‘Humans Smile With So Little Provocation’

Skipping over the next essay in “Star Wars and Philosophy”, the next essay in “Star Trek and Philosophy” is “Humans Smile With So Little Provocation” by Harald Thorsrud, an examination of the opposing views on emotion between Data and Spock, with Data not having any emotion but wishing he had it and striving to attain it, while Spock has emotion but is striving to eliminate it like all good Vulcans. This provides excellent fodder for the philosophical discussion of emotion, and Thorsrud does an excellent job comparing fairly and accurately Aristotle and the Stoics, although Thorsrud does seem to come down, at the end of the essay, on the side of emotion. What’s most impressive about it is that Thorsrud doesn’t stuff either view into the extreme view of either that emotions are good and we should have, experience, and rely on them all or that emotions are all bad and we have to get rid of them completely, which is something that would follow from the views of the two main characters in the debate. Instead, Thorsrud notes that Aristotle wanted to moderate the emotions and that some emotions are not worth moderating, and that the Stoics did think that even the Stoic sage will still feel emotions but won’t rely on their judgement and won’t allow them to overly influence their behaviour. So the Aristolean is not going to be someone driven by emotion unencumbered by rational thought, and the Stoic sage is not going to be someone totally unaffected by the world and unconcerned with it.

Now, I come down on the Stoic side, and the reason is that for many emotions, even emotions that we see as positive or as potentially useful, moderation of them is really, really difficult to do. This is because, and Jesse Prinz notes, the general purpose and structure of emotions is that they assess and make judgements about the world. When you get angry, it’s not just the case that you are having a reaction to a stimulus from the world. The anger itself is a judgement about how the world is, usually that it is being unfair to you. Love, betrayal, happiness, sadness, fear, guilt … all of these are the result of a judgement of the world and your place in it. And as these judgements tend to be lightning fast, emotions would be great ways to come to these sorts of judgements … if they weren’t so often massively and dangerously wrong. Additionally, emotions don’t just make judgements, they also suggest and prime us for actions that we can take in response to that judgement; emotions usually include suggestions for what we ought to do next. Unfortunately, a lot of those suggestions are crude and best and terribly wrong at worst.
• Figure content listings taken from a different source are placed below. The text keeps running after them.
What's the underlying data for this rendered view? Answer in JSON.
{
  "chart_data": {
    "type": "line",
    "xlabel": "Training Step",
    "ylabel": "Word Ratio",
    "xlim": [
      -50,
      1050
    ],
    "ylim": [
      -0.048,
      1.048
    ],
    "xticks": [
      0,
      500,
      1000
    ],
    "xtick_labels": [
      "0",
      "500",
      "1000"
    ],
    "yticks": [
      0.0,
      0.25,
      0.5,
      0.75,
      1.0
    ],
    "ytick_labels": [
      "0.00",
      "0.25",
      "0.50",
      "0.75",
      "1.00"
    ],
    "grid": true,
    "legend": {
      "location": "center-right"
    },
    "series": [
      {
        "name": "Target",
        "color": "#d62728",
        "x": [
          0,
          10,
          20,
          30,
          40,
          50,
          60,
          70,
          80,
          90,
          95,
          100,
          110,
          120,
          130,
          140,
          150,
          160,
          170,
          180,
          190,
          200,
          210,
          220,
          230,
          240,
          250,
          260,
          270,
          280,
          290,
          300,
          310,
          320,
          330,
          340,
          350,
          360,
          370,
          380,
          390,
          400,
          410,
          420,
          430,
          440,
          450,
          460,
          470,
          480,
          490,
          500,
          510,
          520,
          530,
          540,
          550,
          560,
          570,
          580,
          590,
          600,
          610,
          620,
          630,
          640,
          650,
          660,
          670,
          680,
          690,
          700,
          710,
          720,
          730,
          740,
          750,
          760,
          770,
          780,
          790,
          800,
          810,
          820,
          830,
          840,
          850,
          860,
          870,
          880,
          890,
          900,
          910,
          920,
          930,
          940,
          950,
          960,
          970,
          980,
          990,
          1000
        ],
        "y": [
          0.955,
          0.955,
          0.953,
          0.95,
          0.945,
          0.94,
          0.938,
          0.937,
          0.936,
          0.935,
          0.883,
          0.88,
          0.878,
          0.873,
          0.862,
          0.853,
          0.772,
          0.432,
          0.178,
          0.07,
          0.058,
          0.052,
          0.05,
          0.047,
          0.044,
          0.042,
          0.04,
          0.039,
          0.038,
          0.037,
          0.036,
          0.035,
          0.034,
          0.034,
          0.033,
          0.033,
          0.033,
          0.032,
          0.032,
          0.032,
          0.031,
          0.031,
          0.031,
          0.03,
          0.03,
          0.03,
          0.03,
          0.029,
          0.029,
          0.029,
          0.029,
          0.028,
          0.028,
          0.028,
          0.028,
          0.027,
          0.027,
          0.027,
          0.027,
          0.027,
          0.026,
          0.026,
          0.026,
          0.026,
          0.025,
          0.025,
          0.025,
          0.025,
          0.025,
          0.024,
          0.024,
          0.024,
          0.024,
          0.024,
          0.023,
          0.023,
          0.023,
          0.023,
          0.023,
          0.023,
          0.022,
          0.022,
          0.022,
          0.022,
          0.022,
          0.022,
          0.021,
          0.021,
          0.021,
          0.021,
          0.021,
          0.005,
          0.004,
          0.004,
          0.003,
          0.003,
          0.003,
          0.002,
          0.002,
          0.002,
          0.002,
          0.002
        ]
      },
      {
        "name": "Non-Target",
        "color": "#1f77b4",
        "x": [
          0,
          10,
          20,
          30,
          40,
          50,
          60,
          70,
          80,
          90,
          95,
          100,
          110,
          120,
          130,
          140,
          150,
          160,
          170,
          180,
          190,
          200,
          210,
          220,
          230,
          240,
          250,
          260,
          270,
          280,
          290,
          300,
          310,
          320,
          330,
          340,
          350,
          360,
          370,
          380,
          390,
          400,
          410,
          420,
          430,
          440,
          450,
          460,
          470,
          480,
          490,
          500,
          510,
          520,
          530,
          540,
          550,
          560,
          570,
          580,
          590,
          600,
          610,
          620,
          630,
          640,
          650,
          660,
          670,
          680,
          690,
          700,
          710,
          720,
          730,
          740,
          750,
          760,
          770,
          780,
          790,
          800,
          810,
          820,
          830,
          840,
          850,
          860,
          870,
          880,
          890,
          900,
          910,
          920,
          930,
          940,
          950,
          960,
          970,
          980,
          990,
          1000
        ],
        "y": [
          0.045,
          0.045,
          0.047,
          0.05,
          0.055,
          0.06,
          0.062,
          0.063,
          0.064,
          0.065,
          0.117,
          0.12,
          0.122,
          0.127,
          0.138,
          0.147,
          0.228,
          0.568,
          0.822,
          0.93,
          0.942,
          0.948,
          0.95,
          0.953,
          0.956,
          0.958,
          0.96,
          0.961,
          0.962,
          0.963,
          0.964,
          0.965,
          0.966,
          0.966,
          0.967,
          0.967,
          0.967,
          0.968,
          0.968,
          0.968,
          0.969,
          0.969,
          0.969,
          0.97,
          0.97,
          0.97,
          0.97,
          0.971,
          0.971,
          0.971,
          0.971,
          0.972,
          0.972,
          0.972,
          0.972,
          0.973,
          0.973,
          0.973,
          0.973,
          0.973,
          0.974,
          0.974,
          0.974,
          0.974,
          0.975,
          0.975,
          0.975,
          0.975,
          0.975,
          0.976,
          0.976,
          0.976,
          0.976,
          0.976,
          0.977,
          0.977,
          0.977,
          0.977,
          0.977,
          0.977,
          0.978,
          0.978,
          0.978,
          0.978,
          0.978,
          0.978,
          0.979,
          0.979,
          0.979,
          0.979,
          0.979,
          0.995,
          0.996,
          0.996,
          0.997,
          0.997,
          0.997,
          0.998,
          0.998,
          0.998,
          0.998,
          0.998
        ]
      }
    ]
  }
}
So emotions make judgements about our condition and bias us towards certain responses, but those judgements and biases are often wrong. Thus, if we want to react properly to the world, we would have to subject every single emotional reaction to the scrutiny of reason to make sure that it is actually judging and advocating correctly in this case. But since emotion tends to bias us, just its presence will bias even our reasoning towards its conclusions. We will always tend towards rationalization of our emotional reactions instead of reasoning properly about them, which means that even when we’re wrong we’ll be more likely to conclude that the emotion really is right. Thus, we want to minimize that sort of rationalization … but the only way to limit it is to eliminate the emotional reaction, either by not having it kick off in those cases, or by calming ourselves down after it does kick off.

I believe there are two broad cases where emotion can be useful in making judgements instead of detrimental:

1) Emotions whose default reaction is “Stop and think”. A vague sense of unease is a great example, as that simply makes you stop and look around at your environment to see what might be the problem. Even here, though, there’s a risk that you’ll find something just to find something, but at least it makes you think about it and doesn’t just push you to action.

2) Emotions that kick off reflexive reactions in cases where you have to react quickly. It’s harder to find cases like this, but the speed of judgement and reaction that comes from emotion can be useful for, say, jumping out of the way of speeding objects. But to be effective, all of these have to be conditioned to the rational response, and ones that are keyed to irrational responses have to be culled.

But we shouldn’t need emotions for anything else. We shouldn’t need to get angry at an injustice to see that it is one and that it must be corrected. We shouldn’t need to feel guilt to note that we did something wrong and need to make amends. We shouldn’t need to know what the other people are feeling in order to know that we shouldn’t do bad things to them, or to decide what a bad thing to do to them would be. If emotions are making judgements that are rational, then rationality should lead us to the same judgements. And if emotions are making irrational judgements, why in the world would we want to accept them?